How to search through pdf media files?

I have a blog with reasonable number of pdf files. How can I make wordpress look into pdf files when I search it?

Thanks

Related posts

Leave a Reply

2 comments

  1. You could use the open-source utility, xpdf, to convert the pdf file into a plan text file and search through it like any other text file. Incorporating into WordPress is another thing to worry about though.

    I used it on my Mac to extract data from my company’s quarterly financial statements. You could install under Mac OS X, if you’ve got MacPorts installed.

    port install xpdf
    

    You would then need to use the utility xpdf-pdftotext to convert the pdf file to a plain text file.

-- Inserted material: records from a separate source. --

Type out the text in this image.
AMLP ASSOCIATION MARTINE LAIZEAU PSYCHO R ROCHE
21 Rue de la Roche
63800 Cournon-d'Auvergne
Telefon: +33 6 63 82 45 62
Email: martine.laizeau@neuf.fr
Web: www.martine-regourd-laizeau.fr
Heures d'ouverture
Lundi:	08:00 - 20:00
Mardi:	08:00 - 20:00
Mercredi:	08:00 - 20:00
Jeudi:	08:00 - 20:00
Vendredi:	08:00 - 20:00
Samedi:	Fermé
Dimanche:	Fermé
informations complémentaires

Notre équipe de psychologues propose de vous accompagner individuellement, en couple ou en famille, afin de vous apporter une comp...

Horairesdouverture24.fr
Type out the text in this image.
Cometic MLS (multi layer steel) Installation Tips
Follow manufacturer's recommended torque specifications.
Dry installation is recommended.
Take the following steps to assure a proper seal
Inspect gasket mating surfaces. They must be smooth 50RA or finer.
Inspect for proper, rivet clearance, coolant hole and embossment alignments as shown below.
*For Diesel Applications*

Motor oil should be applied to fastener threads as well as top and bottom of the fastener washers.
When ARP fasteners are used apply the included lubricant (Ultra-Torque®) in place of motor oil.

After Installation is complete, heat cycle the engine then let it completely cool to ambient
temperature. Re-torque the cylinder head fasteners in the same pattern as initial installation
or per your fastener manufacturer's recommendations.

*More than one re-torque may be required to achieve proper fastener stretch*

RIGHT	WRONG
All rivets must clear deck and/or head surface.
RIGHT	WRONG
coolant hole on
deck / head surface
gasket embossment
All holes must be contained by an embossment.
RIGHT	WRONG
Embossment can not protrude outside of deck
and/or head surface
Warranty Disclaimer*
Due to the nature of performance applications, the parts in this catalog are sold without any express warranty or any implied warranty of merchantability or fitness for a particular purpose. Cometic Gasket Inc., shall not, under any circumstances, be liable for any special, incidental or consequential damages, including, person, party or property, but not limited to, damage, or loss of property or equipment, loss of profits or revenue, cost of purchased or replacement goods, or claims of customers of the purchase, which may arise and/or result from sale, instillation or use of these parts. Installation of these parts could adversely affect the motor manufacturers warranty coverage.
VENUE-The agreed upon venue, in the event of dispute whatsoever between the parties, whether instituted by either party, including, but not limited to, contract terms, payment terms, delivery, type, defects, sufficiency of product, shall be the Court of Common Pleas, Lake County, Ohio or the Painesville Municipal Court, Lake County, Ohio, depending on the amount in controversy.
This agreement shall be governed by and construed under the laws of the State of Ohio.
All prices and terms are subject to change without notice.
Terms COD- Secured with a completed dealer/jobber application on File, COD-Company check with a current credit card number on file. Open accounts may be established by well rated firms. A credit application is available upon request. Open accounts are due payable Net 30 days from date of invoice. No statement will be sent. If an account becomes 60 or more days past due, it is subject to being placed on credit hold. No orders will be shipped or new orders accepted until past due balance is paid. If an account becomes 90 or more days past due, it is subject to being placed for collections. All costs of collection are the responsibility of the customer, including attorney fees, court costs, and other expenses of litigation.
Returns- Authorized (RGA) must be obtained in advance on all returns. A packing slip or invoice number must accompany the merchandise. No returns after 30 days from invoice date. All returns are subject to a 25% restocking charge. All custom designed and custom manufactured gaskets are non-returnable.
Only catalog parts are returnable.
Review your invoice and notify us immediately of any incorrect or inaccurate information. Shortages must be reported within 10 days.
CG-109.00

    You could simply store the result in PHP as a variable

    $file_name = '/usr/local/src/file1.pdf';
    
    // On Mac the utility is called xpdf-pdftotext, and pdftotext on Linux I believe
    
    if (file_exists($file_name)) {
        $file_contents = shell_exec("/opt/local/bin/xpdf-pdftotext $filename - 2>&1");
    
        echo $file_contents;
    }
    

    If you’d like to install xpdf from source, its available on their website, which offers both Linux and Windows versions.

    Check out the xpdf man pages to get an idea of the utility, they’ve got different tools for different applications. Here’s the man page for the pdftotext utility.

    Best of luck.